Quote of the Day

Dave Hardy takes on the New York Times editorial on the Fast and Furious gunwalking scandal:

OK, so they had to allow thousands of guns to get to Mexican drug cartels because they didn’t have better databases? I suppose seeing illegal buys and ignoring them (or even pestering dealers into allowing them) is not a “database”? And that agencies cannot stop crimes if they are not on a “database”? Real cops and supervisors do that every day.

This meme about how all we need is better tracing, and more databases, and then ATF can lick this problem doesn’t stand up to the smell test. You don’t prevent crime by mining databases.

2 thoughts on “Quote of the Day”

  1. I’m glad that Dave Hardy responded on his site to the NYT article. However, would it be possible for him to write a “letter to the editor” stating those exact same points to the NYT?

    Since he’s a scholar/expert in the field and well known, would the NYT go ahead publish his “contrarian” view point or does the NYT not participate in balanced journalism?

  2. “…trampling freedom in one of the most precious and private of sanctums, the examination room.”
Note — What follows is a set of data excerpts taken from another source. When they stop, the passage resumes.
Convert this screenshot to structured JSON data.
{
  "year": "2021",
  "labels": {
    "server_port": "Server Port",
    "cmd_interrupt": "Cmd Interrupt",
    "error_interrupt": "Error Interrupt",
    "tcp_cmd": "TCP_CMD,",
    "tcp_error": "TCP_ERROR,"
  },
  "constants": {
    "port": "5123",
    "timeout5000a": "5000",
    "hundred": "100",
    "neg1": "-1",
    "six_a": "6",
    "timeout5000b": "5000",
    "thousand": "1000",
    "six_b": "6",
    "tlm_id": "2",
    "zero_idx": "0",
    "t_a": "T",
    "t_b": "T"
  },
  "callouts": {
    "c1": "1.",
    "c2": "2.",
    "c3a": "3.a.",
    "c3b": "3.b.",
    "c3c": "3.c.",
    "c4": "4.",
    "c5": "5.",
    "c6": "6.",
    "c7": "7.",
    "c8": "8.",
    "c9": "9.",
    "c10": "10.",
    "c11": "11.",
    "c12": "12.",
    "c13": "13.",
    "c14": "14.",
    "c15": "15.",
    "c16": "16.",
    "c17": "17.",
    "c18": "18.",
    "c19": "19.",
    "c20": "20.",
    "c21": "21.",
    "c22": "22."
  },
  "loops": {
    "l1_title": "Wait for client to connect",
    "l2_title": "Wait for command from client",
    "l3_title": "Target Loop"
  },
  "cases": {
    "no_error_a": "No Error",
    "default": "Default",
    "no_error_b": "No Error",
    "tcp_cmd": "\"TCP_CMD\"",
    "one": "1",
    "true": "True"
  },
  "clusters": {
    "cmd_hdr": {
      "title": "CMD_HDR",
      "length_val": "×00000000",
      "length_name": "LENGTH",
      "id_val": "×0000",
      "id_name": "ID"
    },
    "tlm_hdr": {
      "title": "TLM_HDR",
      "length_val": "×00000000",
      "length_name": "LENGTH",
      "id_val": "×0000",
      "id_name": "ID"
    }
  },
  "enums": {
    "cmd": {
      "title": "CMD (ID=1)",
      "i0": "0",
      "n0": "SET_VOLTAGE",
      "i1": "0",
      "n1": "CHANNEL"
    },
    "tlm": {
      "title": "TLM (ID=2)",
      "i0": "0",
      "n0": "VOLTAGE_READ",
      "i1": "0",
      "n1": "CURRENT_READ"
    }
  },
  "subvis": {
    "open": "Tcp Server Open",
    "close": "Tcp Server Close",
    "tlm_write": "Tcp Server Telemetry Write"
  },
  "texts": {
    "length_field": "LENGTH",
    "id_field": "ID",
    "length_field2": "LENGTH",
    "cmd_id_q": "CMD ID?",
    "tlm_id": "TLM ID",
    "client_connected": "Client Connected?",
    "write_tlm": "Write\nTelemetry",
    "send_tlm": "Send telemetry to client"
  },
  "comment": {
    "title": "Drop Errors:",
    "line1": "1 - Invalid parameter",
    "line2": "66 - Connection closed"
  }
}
    Markie Marxist sez: “Yeah! We Marxists own pediatric examination rooms! Our pediatricians can grill a kid about mommy and daddy’s gun ownership as much as they please, and then twist what the child says, in accordance with our gun ban agenda! After all, children don’t belong to their parents, they belong to the Marxist state, and we can do as we please with them!”
    “We were on the verge of combining inquiries by our pediatrician/intelligence gathering surrogates with safe storage laws to take down one private gun owner after another, for unsafe storage and child endangerment! Does daddy ever leave his gun safe open? Yes, when he’s cleaning his guns. Ha! Ha! Got another one! After all, using child spies to rat out their parents is a Marxist tradition. You’re not against following tradition, are you?”